Product Analytics can mean different things to different people. We, at Lantrns Analytics, came to equate it with providing insights into how a product is fulfilling its business model and growth strategy.
It serves to shed light on a business plan that can be summed up as: with this product, we want to serve this market, and this is how we plan to achieve product-market fit.
Our approach to product analytics focuses on those 3 components:
- Product-Market Fit
- Customer (aka market)
Below is an overview of those 3 components and their associated analytics.
Product-Market Fit Dashboard
Lean Analytics is a great framework to structure an analytical strategy to better understand the performance of a product and scale it. Without going into details (the book is worth more than 1 read), we want to provide insights on how a business is successfully (or not) achieving product-market fit. It shouldn’t be complacent (meaning no vanity metrics), it should provide a quick overview of progress, how it compares to historical performance, and how it trends towards future performance. In the context of the Lean Startup “philosophy”, the idea is to give business leaders a realistic view on if their growth strategy (engine) is working, or not (and consider pivoting if it’s not).
This first set of analytics keeps track of progress through the main stages defined in the Lean Analytics book (empathy, stickiness, virality, revenue and scale). We define objectives for each stage with an OMTM (one metric that matters) and the lead indicators that provides insights into the evolution of our OMTM.
As we’ve mentioned, there are 5 stages in the Lean Analytics framework:
- Empathy – “I’ve found a real, poorly-met need a reachable market faces.”
- Stickiness – “I’ve figured out how to solve the problem in a way they will adopt and pay for”
- Virality – “I’ve built the right product/features/functionality that keeps users around”
- Revenue – “The users and features fuel growth organically and artificially”
- Scale – “I’ve found a sustainable, scalable business with the right margins in a healthy ecosystem”
Those stages will guide the development of the right metrics (OMTMs and Lead Indicators). It’s not overly complicated, but it requires the commitment towards an overall growth strategy with gates that will define where a product is in its growth journey.
Below is a very basic example of a table that divides the growth strategy into its 5 stages and what are the objectives for those stages.
|Stage||Gate needed to move forward||Product-Market Fit Objective|
|Empathy||“I’ve found a real, poorly-met need a reachable market faces.”||Think tank senior analysts are taking interest in our newsletter and sharing our posts within and outside their organizations|
|Stickiness||“I’ve figured out how to solve the problem in a way they will adopt and pay for”||Think tank senior analysts start to request our paying subscription that provides added features and easier access to our main data pipeline|
|Virality||“I’ve built the right product/features/functionality that keeps users around”||Think tank senior analysts renew subscriptions and start inserting our brand within their own reports|
|Revenue||“The users and features fuel growth organically and artificially”||Even think tanks with important in-house data science groups are starting to use our data pipelines|
|Scale||“I’ve found a sustainable, scalable business with the right margins in a healthy ecosystem”||Our data pipelines are starting to be used in other verticals such as media groups, governments and NGOs.|
Here’s an example of a Product-Market fit dashboard for a product that is now in the second stage.
With Product Analytics, we are moving away from strategy and really getting into the performance of your product. It informs your tactics to achieve product-market fit.
You can evaluate the performance and evolution of key metrics such as the number of active users on the platform, engagement per cohort, as well as metrics segmented by types of users who are important for that platform.
Below is an example of such a dashboard taken from another project.
Finally, we have Customer Analytics, which is interested in user behaviour. We want to understand user journeys, how they are undertaking action which we deem valuable.
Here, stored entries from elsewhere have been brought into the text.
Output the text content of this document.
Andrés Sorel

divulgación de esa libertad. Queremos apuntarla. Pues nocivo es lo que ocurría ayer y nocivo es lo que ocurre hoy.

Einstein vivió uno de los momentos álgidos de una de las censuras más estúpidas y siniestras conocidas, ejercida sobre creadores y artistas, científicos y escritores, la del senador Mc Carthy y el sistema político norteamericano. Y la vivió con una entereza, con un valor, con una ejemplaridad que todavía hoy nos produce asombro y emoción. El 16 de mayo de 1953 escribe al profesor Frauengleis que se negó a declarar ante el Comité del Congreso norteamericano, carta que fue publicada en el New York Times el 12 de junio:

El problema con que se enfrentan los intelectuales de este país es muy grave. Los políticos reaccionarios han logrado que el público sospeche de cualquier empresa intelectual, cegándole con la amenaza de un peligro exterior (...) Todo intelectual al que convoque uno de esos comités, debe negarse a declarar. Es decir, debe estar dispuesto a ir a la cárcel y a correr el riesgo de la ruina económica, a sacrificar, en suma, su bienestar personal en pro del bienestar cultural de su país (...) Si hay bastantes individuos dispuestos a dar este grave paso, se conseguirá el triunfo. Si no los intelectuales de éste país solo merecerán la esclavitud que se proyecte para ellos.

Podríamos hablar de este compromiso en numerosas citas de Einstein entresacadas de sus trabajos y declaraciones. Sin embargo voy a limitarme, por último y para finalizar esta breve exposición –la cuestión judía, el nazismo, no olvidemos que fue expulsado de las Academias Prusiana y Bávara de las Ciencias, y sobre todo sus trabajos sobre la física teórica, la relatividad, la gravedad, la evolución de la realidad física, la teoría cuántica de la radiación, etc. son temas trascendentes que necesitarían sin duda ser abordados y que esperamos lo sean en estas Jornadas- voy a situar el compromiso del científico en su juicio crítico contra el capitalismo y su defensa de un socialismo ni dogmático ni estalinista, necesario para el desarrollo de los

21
This type of analytics helps us better understand how individual behaviours are influencing our OMTMs and lead indicators.
There are many ways to approach this. But first getting to the data can be a challenge, as we’re not only interested in transactional data, but behavioural data such as the pages visited, the time spent on site, frequency of visits, events triggered on their visits. There are many strategies to get to that data (Segment being a popular option), but this is worth an entire discussion on its own.
Below is a colourful visualization from Oliver Buchberger which gives a hint of what we mean by digging into a user’s journey.
This can all be implemented in-house, but there are also quite a few SaaS offerings to dig into that sort of data. Again, it’s first a matter of having the proper infrastructure to get to that data and push it towards the proper analysis channels.
Experimenting and Engaging
A few last words on where this sort of approach can/should lead.
The overall advantage of this type of approach is that based on results observed on those dashboards, we should be coming up with hypothesis and experimentations to influence lead indicator’s results, and eventually OMTMs.That means we come up with tweaks on the product to evaluate how users react to those changes.
One further step is to act on the insights you have at your disposal. The art of acting when needed – to the point of automating personalization with such a tool as Segment Personas or Snowplow React. Better understanding your product’s users should have for purpose to engage intelligently (and hopefully automatically) and help them move forward on their journey.